Is that because of a fundamental shift in technology or because governments were misled by the free-markets-are-always-more-efficient ideology?

Winston Smith London Oceania's avatar

Definitely the latter. While it's true there's a fundamental shift in technology, the free markets efficiency ideology has been with us since 1980.

Stephen Saperstein Frug's avatar

Superb post, as always.

Minor technical suggestion/complaint: if you manually use asterisks one has to scroll down & then find one's way back to where it was to read the footnote. If you use substack's automated footnote function, you can click down and then back to where you were—and you often don't even have to, since just hovering over the footnote number will show the text of the note if it's not too long. Much better reading experience. Just a thought.

Winston Smith London Oceania's avatar

It would be nice if substack's footnote functionality to allow us to choose a marker. As of now, it forces us to use numbers. Not really that big of a deal, but it can be annoying, especially if you want more than one marker to point to the same footnote, which substack also doesn't allow.

Gerben Wierda's avatar

These — sometimes, or partly accidental — billionaires are as stupid as the rest of us (as history has amply illustrated), so even without ketamine, they cannot be expected to make wise, scenario-driven choices in this.

Winston Smith London Oceania's avatar

And with Ketamine (and Ecstasy and Magic Mushrooms), they can make spectacularly dumb decisions - the Tesla Optimus robot being a perfect example.

Alex Tolley's avatar

IMO, just threatening to force a company to supply what you want for government purposes is problematic. Already, we have blocked Chinese vendors because of the belief that Chinese corporations operate under the eye of the government. Are Chinese products spying on us? Will the Chinese government demand that the products do what they want? Are there back doors? Can the government "throw the switch" to disable or change a product's operation? Kaspersky's AV software was banned from all government computers because of fears over who really controls the company.

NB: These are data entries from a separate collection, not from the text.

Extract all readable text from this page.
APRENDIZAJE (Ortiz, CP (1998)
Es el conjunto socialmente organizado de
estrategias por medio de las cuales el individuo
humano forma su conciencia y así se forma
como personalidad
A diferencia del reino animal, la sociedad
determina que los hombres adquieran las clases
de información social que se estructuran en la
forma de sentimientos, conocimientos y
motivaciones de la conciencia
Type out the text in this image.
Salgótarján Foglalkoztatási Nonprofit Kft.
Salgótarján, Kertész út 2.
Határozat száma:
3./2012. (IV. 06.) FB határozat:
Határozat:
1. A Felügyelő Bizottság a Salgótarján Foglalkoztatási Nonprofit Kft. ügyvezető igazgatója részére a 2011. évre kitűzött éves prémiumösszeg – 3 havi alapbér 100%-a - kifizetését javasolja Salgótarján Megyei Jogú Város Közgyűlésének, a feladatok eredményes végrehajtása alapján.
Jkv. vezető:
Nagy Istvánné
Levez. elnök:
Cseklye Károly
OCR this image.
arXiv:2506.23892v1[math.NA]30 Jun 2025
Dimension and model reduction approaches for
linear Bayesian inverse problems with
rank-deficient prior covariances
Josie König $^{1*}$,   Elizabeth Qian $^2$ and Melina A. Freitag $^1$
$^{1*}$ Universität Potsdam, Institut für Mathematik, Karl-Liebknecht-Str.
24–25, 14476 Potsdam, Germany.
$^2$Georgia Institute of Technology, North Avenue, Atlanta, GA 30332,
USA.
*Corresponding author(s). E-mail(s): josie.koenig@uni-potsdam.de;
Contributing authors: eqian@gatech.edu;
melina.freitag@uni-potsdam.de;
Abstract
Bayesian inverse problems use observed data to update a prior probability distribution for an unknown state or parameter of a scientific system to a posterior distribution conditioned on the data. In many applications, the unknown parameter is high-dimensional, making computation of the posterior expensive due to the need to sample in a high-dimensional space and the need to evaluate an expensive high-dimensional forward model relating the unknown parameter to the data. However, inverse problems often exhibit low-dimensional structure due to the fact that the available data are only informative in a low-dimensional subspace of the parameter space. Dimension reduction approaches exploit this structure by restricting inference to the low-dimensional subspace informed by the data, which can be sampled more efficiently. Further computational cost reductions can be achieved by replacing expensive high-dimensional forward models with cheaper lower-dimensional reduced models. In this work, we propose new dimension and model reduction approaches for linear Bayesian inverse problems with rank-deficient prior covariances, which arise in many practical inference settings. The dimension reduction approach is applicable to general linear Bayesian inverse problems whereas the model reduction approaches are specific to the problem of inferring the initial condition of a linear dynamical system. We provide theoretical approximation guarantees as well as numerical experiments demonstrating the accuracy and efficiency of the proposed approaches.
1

Clearly, any other government will now see the US as operating in the same way. Tech companies are global suppliers as far as they are able. They have already had the US government pressure EU countries not to make laws that handicap their full control over operations and value extraction, and even to try to force EU nations to buy more of their technology. (There is already concern about the inroads Palantir has made into the UK's NHS and MOD with their products. Recall the problem of the difficulty in returning an RAF F-35 stranded in India to flight.) After the Greenland debacle, this can only make US tech companies more nervous about their global profits, as the EU hastens its drive to source tech from EU companies. In the last week, I have seen 2 media articles about escaping from the clutches of US big technology by opting for less predatory corporate offerings, (and risky products outside of user control).

All this makes US products and services increasingly risky to use and therefore home-sourced products and services more preferable. So, US military and civilian tech products and services start to lose global market share. A self-reinforcing feedback loop of decline.

Jeff's avatar

I do think there's a bit of a flip side to all of this: all of these principles have every reason to use all of their power to ensure that a Democratic administration is never in position to turn these tools against them.

Mark Schaeffer's avatar

The Greeks have a word for it, much clearer than the opaque Latin-derived "unitary executive" - MONARCHY.

T. Veil's avatar

Well Done! All of us have digital avarars in some private or government data storage. Privacy does not exist if you buy sell or use digital internet platforms or have your data entered into any database.

Winston Smith London Oceania's avatar

It sounds like both Trumpkopf and the billionaire tech oligarchs are walking a tightrope. May they all fall off and face plant on the ground below.